Either click on the slide area below or click here to download the slides.

Lecture code

	library(tibble)
	library(ggplot2)
	library(moderndive)

	# 1. Implement linear regression-----------------
	# Make a shortcut to the data:
	beer_data <- as_tibble(DataScienceExercises::beer)
	head(beer_data)

	# Conduct the linear regression:
	beer_lm <- lm(
	formula = consumption ~ income,
	data = beer_data)
	beer_lm

	# To get more information about the regression:
	summary(beer_lm)
	moderndive::get_regression_table(beer_lm)

	# Digression: the results might change drastically if you do a multiple linear
	# regression
	summary(lm(
	formula = consumption ~ income + price,
	data = beer_data))
	# More info on this: "omitted variable bias"

	# 2. Compute R2-----------------

	# Illustrating what we mean by total variation:
	mean_consumption <- mean(beer_data$consumption)

	ggplot(data = beer_data, aes(x=1:30, y=consumption)) +
	geom_hline(yintercept = mean_consumption) +
	geom_point() + theme_linedraw()

	# Compute TSS, RSS and ESS manually:
	tss <- sum((beer_data$consumption - mean_consumption)**2)
	rss <- sum(beer_lm$residuals**2)
	ess <- sum((beer_lm$fitted.values - mean_consumption)**2)

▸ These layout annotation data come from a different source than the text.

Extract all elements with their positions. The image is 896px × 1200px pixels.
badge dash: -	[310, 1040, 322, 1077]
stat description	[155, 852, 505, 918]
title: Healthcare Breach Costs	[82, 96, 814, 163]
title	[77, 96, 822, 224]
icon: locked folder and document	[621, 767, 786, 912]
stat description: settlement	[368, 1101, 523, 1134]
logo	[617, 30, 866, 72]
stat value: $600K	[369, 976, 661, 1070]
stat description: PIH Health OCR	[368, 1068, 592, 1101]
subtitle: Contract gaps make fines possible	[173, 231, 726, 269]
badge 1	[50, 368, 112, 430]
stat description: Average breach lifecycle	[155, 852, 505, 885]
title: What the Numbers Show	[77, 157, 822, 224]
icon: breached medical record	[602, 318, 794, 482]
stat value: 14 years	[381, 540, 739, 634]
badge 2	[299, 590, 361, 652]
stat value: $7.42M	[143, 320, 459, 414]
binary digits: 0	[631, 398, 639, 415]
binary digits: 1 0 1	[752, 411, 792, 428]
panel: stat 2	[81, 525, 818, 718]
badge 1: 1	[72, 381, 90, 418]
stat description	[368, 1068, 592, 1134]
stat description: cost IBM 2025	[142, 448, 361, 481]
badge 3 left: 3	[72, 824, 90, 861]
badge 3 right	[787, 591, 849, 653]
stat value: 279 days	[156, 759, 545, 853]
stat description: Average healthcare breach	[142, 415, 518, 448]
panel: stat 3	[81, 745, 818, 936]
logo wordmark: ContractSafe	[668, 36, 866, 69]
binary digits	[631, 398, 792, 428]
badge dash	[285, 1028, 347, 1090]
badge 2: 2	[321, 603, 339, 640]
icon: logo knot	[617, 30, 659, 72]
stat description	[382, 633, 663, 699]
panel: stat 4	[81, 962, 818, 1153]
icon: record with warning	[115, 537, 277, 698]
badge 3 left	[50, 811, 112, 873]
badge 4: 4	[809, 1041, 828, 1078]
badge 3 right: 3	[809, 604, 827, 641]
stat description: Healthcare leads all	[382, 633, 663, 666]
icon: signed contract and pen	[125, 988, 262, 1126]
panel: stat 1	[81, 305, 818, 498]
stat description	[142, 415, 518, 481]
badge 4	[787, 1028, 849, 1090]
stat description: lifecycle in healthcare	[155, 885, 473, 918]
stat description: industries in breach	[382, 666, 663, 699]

	# From this we can compute R2 manually:
	ess/tss

	# Compare to what you get from, e.g., summary():
	summary(beer_lm)[["r.squared"]]

view raw LinearRegression.R hosted with ❤ by GitHub

🎥 Lecture videos

So far, there are no learning videos available for this lecture.

📚 Mandatory Reading

Chapter 5 in Ismay and Kim (2020).

🏆 Further readings

Chapter 3 in James et al. (2021)

✍️ Coursework

Do the exercises LinearRegression1 from the DataScienceExercises package

Quick code for starting the exercises

learnr::run_tutorial(
  name = "LinearRegression1", 
  package = "DataScienceExercises", 
  shiny_args=list("launch.browser"=TRUE))

References

Ismay, C. and Kim, A. Y.-S. (2020) Statistical inference via data science: A ModernDive, into R and the tidyverse, Boca Raton: CRC Press, Taylor and Francis Group, available at https://moderndive.com/index.html.

James, G., Witten, D., Hastie, T. and Tibshirani, R. (2021) An introduction to statistical learning: With applications in R, Second edition., New York, NY: Springer.